92%, yellow powder. mp: 219–221 °C, [α]²⁰ _D +12 (c 0.75, CH₂Cl₂). ¹H-NMR (δ, ppm, CDCl₃, 500 MHz): 7.78 (1H, br. s, NH), 7.41–6.93 (4H, m, H_arom), 5.66 (1H, s, H-12), 4.61–3.84 (2H, m, OCH₂), 2.56 (2H, m, OCH₂CH₂), 2.19–1.32 (21H, m, CH, CH₂), 1.31, 1.21, 1.15, 1.11, 1.18, 0.75 (21H, s, 7CH₃). ¹³C-NMR (δ, ppm, CDCl₃, 125.5 MHz): 200.0 (C-11), 176.2 (C-30), 169.2 (C-13), 140.2 (C-3), 136.2 (C-arom), 128.9 (C-arom), 128.2 (C-12), 121.0 (C-arom), 118.9 (CN), 118.7 (C-arom), 118.5 (C-arom), 110.3 (C-arom), 107.1 (C-2), 62.3 (OCH₂), 60.6, 53.0, 48.5, 45.4, 44.1, 43.5, 43.4, 41.1, 38.1, 37.8, 37.6, 34.1, 32.1, 32.0, 31.1, 28.7, 28.4, 26.6, 26.4, 24.8, 23.5, 23.4, 18.6, 18.4, 16.1, 14.4. Anal.

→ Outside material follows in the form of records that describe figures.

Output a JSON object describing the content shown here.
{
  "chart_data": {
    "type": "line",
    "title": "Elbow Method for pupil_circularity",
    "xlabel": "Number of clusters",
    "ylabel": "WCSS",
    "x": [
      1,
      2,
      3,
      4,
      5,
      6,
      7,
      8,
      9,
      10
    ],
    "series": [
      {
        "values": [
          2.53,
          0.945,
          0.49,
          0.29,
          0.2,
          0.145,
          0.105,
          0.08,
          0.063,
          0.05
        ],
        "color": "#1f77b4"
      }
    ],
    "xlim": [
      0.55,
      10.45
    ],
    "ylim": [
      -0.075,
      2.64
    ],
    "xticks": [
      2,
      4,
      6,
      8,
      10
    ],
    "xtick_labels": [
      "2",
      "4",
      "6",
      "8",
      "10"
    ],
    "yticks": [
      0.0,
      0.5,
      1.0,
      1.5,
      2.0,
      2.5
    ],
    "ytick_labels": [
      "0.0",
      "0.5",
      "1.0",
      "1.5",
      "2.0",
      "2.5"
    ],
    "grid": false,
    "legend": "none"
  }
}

Calcd for C₄₀H₅₂N₂O₃: C, 78.91; H, 8.61; N, 4.60. Found: C, 78.85; H, 8.74; N, 4.72. HRMS (ESI-MS) m/z: [M + H]⁺ 609.4057, calcd for C₄₀H₅₂N₂O₃: 608.8670.

4. Conclusions

Two new glycyrrhetinic acid derivatives with A-fused ring nitrogen-heterocycle- and cyano-substitutes at C30 were synthesized using the consequent modifications (oxidation, Fisher reaction, reaction with chloroacetonitrile or 4-bromobutyronitrile). The in vitro anti-influenza activity showed low toxicity (SI 18 and 21) and moderate inhibitory activity against the H1N1 virus with an IC₅₀ 29 and 23 μM, respectively. The obtained compounds are promising for the synthesis of tetrazolyl derivatives with potential strong biological activity.